# Scraping NamCars.net for car data analysis
  
NamCars.net has no objections to scraping and using the data for personal or non-commercial use  
  
### Goals 
1. Scrape all entries for "Bakkie Double Cab" and "4x4" category. The overlaps will be irrelevant  
   Get the data
2. Store the data. Just a CSV file 
3. Some analysis and presentation  
  
### Motivation 
Cars and 4x4s are fun.
  

### Scraping pseudocode

start with the base page
while there is a "next page":   
- get DOM of current page  
- scrape  
    - get data for all cars 
    - extract the URL of the next page   
- wait a while, not to overwhelm the server or seem suspicious enough to be banned  

save data to CSV

In [1]:
from bs4 import BeautifulSoup
import requests 
import time
import csv

In [2]:
'''Write data to CSV file. 
   Needs: header names, rows of data and the path with file name'''
def log_data(field_names, data, path=''): 
    with open(str(path), 'w', newline='') as f:
        write = csv.writer(f)
        write.writerow(field_names)
        write.writerows(data)
        f.close()
        
    print("Good data log")

In [None]:
'''
Scrape all entries for a type of car (the website has several pages per car type)  
Provide the URL of the first page of a car type and this algo will iterate over all sequent pages and extract the details.
'''
def scrape_cars(nextURL): 
    counter = 0
    carData = []

    # while it is not the last page or we iterated over more than 100 pages (in case of an error)
    while nextURL or counter > 100: 
        print(nextURL)
        counter += 1 # fale safe 

        #Load page DOM
        res = requests.get(nextURL) 
        soup = BeautifulSoup(res.content, 'html5lib')

        # Container for all cars
        carsContainer = soup.find('div', attrs = {'class': 'itemsContainer'})
        allCars = carsContainer.find_all('div', attrs = {'class': 'item_box nomobileInline'})

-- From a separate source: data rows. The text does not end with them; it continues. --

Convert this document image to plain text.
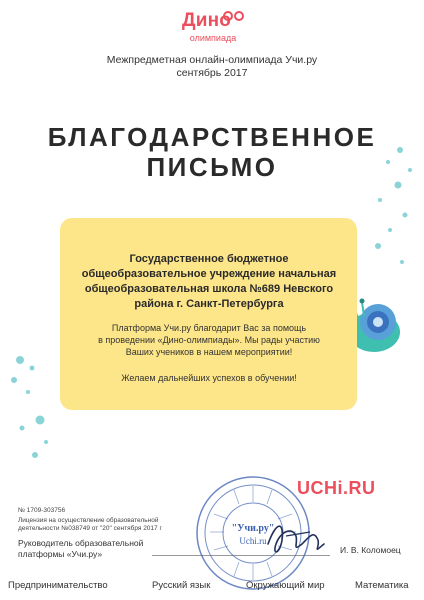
Дино
олимпиада
Межпредметная онлайн-олимпиада Учи.ру
сентябрь 2017
БЛАГОДАРСТВЕННОЕ
ПИСЬМО
Государственное бюджетное
общеобразовательное учреждение начальная
общеобразовательная школа №689 Невского
района г. Санкт-Петербурга
Платформа Учи.ру благодарит Вас за помощь
в проведении «Дино-олимпиады». Мы рады участию
Ваших учеников в нашем мероприятии!
Желаем дальнейших успехов в обучении!
UCHi.RU
№ 1709-303756
Лицензия на осуществление образовательной
деятельности №038749 от "20" сентября 2017 г
Руководитель образовательной
платформы «Учи.ру»
"Учи.ру"
Uchi.ru
И. В. Коломоец
Предпринимательство	Русский язык	Окружающий мир	Математика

        # Get data for every car on the current page
        for car in allCars:    
            individual_url = baseURL + car.div.a['href']
            make = car.div.a.strong.span.get_text()
            year = car.div.a.strong.get_text().strip()[:4]
            model = car.div.a.find('span', attrs = {'itemprop': 'model'}).get_text()
            if model.find(' ') == -1: # cases with only model name and no details
                model_name = model
                model_details = '-'
            else: 
                model_name = model[:model.find(' ')].lower()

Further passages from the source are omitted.